The seduction that gave Pistola and Fiorenzo the biggest laugh happened one evening when their friend picked up a German girl at the campsite and went back late to her tent, having had a few vinos along the way. Crawling in after her, he tripped over a guitar at the entrance. The loud bonggggg! woke her boyfriend in the tent. Fortunately, he was so drunk he merely turned over. The next night, Donato was back at the bar, hair slick with brillantina, inviting another German girl to taste his granita.

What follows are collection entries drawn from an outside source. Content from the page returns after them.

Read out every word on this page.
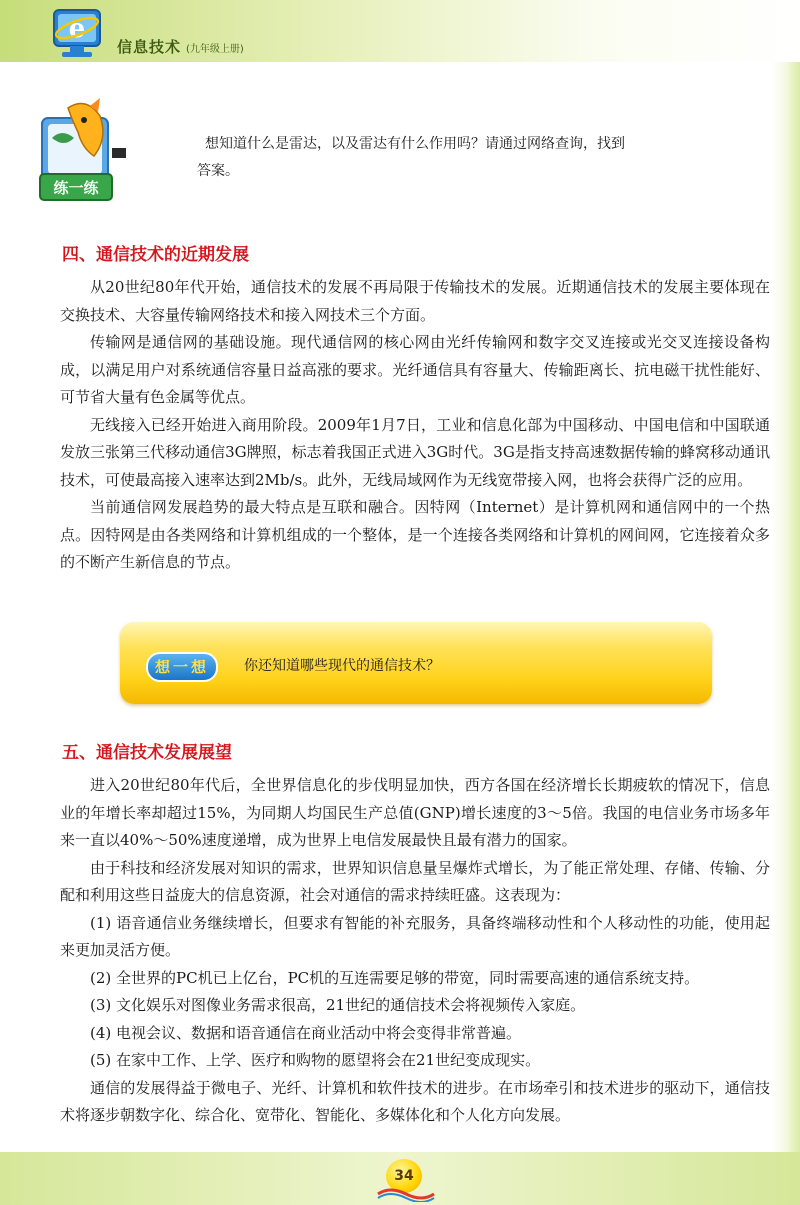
e
信息技术 (九年级上册)
练一练
想知道什么是雷达，以及雷达有什么作用吗？请通过网络查询，找到
答案。
四、通信技术的近期发展

从20世纪80年代开始，通信技术的发展不再局限于传输技术的发展。近期通信技术的发展主要体现在交换技术、大容量传输网络技术和接入网技术三个方面。

传输网是通信网的基础设施。现代通信网的核心网由光纤传输网和数字交叉连接或光交叉连接设备构成，以满足用户对系统通信容量日益高涨的要求。光纤通信具有容量大、传输距离长、抗电磁干扰性能好、可节省大量有色金属等优点。

无线接入已经开始进入商用阶段。2009年1月7日，工业和信息化部为中国移动、中国电信和中国联通发放三张第三代移动通信3G牌照，标志着我国正式进入3G时代。3G是指支持高速数据传输的蜂窝移动通讯技术，可使最高接入速率达到2Mb/s。此外，无线局域网作为无线宽带接入网，也将会获得广泛的应用。

当前通信网发展趋势的最大特点是互联和融合。因特网（Internet）是计算机网和通信网中的一个热点。因特网是由各类网络和计算机组成的一个整体，是一个连接各类网络和计算机的网间网，它连接着众多的不断产生新信息的节点。

想一想	你还知道哪些现代的通信技术？
五、通信技术发展展望

进入20世纪80年代后，全世界信息化的步伐明显加快，西方各国在经济增长长期疲软的情况下，信息业的年增长率却超过15%，为同期人均国民生产总值(GNP)增长速度的3～5倍。我国的电信业务市场多年来一直以40%～50%速度递增，成为世界上电信发展最快且最有潜力的国家。

由于科技和经济发展对知识的需求，世界知识信息量呈爆炸式增长，为了能正常处理、存储、传输、分配和利用这些日益庞大的信息资源，社会对通信的需求持续旺盛。这表现为：

(1) 语音通信业务继续增长，但要求有智能的补充服务，具备终端移动性和个人移动性的功能，使用起来更加灵活方便。

(2) 全世界的PC机已上亿台，PC机的互连需要足够的带宽，同时需要高速的通信系统支持。

(3) 文化娱乐对图像业务需求很高，21世纪的通信技术会将视频传入家庭。

(4) 电视会议、数据和语音通信在商业活动中将会变得非常普遍。

(5) 在家中工作、上学、医疗和购物的愿望将会在21世纪变成现实。

通信的发展得益于微电子、光纤、计算机和软件技术的进步。在市场牵引和技术进步的驱动下，通信技术将逐步朝数字化、综合化、宽带化、智能化、多媒体化和个人化方向发展。

34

Pistola is aware that Donato’s success has nothing to do with his looks, and everything to do with his honeyed words. What makes this realisation even more galling is the fact that, as everyone knows, Italian men are supposed to be world experts on seduction. It was an Italian, Ovid, who wrote the world’s first sex manual, his Ars Amatoria, years before Christ – or Rodolfo Valentino – was born.

Even though Pistola is good at putting words on paper, he’s agonisingly conscious of the fact that he doesn’t have a silver tongue. Would he ever have been able to charm Teresa’s heart? Even if Aguinaldo had never existed?